The motivations for such central bank interventions include protecting the existing financial system, engineering low real long term interest rates, and preventing gold acting as a barometer of inflation.

But beyond even commercial bank manipulation of gold and silver metals prices and central bank policy manipulation of gold, there is arguably another form of manipulation in the precious metals markets which is far more influential in subduing price discovery and which takes the form of the very structure of how these markets trade vast quantities of futures contracts and synthetic and paper gold and silver positions that are completely unconnected with any underlying physical metal. The home of this trading is of course on the US Comex exchange and the unallocated gold and silver markets in London. Both venues of which are ruled by the LBMA bullion banks.

Blundering Herd – Merrill Lynch Commodities Inc

Merill ´Spoofing´ Lynch

Turning first to the recent Merrill Lynch case, in late June this year the CFTC announced that it had fined Merrill Lynch Commodities Inc (MLCI) $25 million for manipulating gold and silver futures contracts on the COMEX exchange between 2008 and 2014. This was done ‘thousands of times’ according to the CFTC, by MLCI traders ‘spoofing’, or placing and then cancelling orders before they were executed. By creating artificial demand or supply and thus false prices, this interfered with the (already broken) precious metals price discovery that would have otherwise occurred.

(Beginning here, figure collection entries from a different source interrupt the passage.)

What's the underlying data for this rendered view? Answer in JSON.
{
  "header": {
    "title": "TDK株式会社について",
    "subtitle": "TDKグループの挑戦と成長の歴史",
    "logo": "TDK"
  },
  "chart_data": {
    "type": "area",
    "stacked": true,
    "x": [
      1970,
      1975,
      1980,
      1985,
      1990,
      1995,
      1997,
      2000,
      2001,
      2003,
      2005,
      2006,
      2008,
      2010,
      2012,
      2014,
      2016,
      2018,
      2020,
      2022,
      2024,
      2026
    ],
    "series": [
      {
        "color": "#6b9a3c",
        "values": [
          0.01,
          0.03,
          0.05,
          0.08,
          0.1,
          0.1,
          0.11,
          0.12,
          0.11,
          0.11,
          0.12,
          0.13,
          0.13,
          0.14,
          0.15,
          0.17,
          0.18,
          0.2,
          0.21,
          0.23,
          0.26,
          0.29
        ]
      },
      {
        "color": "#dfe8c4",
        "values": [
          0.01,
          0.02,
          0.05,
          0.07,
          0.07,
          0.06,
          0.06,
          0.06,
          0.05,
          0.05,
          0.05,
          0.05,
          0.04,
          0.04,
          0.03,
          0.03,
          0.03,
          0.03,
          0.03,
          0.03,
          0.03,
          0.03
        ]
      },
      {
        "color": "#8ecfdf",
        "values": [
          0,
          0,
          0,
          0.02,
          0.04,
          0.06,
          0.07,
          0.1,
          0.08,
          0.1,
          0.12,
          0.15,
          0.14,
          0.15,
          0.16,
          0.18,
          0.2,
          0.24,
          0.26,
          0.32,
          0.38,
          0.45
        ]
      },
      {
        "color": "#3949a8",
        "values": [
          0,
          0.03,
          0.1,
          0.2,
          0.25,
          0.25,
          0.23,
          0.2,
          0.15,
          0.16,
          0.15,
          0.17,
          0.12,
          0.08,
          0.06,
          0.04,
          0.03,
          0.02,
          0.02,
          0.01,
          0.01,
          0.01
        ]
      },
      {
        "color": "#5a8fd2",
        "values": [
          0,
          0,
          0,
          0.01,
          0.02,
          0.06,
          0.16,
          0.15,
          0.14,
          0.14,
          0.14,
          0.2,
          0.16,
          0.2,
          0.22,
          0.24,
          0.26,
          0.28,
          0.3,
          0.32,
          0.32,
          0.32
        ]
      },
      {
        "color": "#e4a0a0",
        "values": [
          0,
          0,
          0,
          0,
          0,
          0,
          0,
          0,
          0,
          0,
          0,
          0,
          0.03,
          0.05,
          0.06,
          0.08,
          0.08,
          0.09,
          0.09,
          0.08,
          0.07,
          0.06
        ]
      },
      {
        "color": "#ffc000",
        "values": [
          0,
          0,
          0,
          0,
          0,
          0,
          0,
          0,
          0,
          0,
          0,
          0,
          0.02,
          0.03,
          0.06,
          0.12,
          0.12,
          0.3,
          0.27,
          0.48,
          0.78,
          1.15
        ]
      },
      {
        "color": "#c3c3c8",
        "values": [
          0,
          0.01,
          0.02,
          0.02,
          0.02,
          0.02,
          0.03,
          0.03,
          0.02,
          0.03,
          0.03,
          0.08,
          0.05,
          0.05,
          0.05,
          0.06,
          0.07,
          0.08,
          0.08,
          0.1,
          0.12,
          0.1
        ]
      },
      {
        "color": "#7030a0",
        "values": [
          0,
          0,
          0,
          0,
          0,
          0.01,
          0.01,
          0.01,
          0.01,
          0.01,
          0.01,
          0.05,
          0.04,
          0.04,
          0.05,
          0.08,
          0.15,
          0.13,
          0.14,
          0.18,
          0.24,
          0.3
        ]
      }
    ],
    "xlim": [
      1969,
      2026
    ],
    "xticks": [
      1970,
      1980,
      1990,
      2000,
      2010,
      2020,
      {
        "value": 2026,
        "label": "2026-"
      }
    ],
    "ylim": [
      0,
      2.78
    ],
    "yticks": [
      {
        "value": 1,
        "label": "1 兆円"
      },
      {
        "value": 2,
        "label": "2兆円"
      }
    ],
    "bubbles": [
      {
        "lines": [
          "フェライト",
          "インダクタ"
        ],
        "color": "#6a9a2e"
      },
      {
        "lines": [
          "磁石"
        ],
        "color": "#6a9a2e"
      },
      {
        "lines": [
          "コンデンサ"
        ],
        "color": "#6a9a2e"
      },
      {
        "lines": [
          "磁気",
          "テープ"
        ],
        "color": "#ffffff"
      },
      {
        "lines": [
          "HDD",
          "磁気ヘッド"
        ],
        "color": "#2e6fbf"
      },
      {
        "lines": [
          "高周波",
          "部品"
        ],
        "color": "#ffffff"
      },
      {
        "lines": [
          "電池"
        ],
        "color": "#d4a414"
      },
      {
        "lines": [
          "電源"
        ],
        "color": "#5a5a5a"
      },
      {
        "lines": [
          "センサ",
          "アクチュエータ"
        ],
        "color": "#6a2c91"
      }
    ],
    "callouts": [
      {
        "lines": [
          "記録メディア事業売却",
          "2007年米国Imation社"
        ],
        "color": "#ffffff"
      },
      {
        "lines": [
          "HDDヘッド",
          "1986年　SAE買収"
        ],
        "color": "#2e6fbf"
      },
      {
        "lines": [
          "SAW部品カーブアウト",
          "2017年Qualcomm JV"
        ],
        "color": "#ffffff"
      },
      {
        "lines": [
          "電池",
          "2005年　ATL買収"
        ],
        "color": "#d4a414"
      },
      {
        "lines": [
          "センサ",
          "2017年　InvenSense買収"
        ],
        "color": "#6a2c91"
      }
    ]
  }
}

Interestingly though not surprisingly, much of the direct evidence the CFTC used in its verdict was from the myriad log files of trader chat apps which were used to coordinate the spoofing. For example, in one 2010 chat, a trader was quoted as saying “guys the algos are really geared up in here.  [I]f you spoof this it really moves . . .”.

While a lot of money for most people, a $25 million fine is a paltry amount for a global investment bank such as Merrill Lynch and is just a cost of doing business on bank-ruled Wall Street. However, the ruling at least demonstrates that what many always thought about precious metals futures price discovery as being rigged and manipulated is in fact correct. As well as the $25 million fine, Merrill entered into a non-persecution agreement with the US Department of Justice (DoJ), agreed to cooperate with the DoJ investigation into criminal violations, paid a $11.5 million civil monetary penalty to the CFTC, and had indictments against two of its former MLCI precious metals traders, Edward Bases and John Pacilio.

The Usual Suspects – UBS, HSBC and Deutsche

But the recent case against Merrill is not an isolated event. It follows similar moves by the CFTC in early 2018 where the CFTC charged investment banks UBS, Deutsche Bank and HSBC and a number of their traders for spoofing precious metals futures from as early as 2008, while fining the banks a combined $46.6 million (of which $30 million was levied against Deutsche, and $15 million against HSBC). In those cases, the CFTC worked with the US Department of Justice and the FBI to bring the charges.

Moving forward to this year, in February 2019, the U.S. District Court for the District of Connecticut fined ex UBS precious metals trader Andre Flotron $100,000 for price spoofing and price manipulation in violation of the Commodity Exchange Act (CEA) and CFTC Regulations. In that action, the CFTC found that Flotron had spoofed large orders in the precious metals markets between “at least August 2008 through at least November 2013, while employed at UBS”. This followed the CFTC reopening the case against Flotron in December 2018.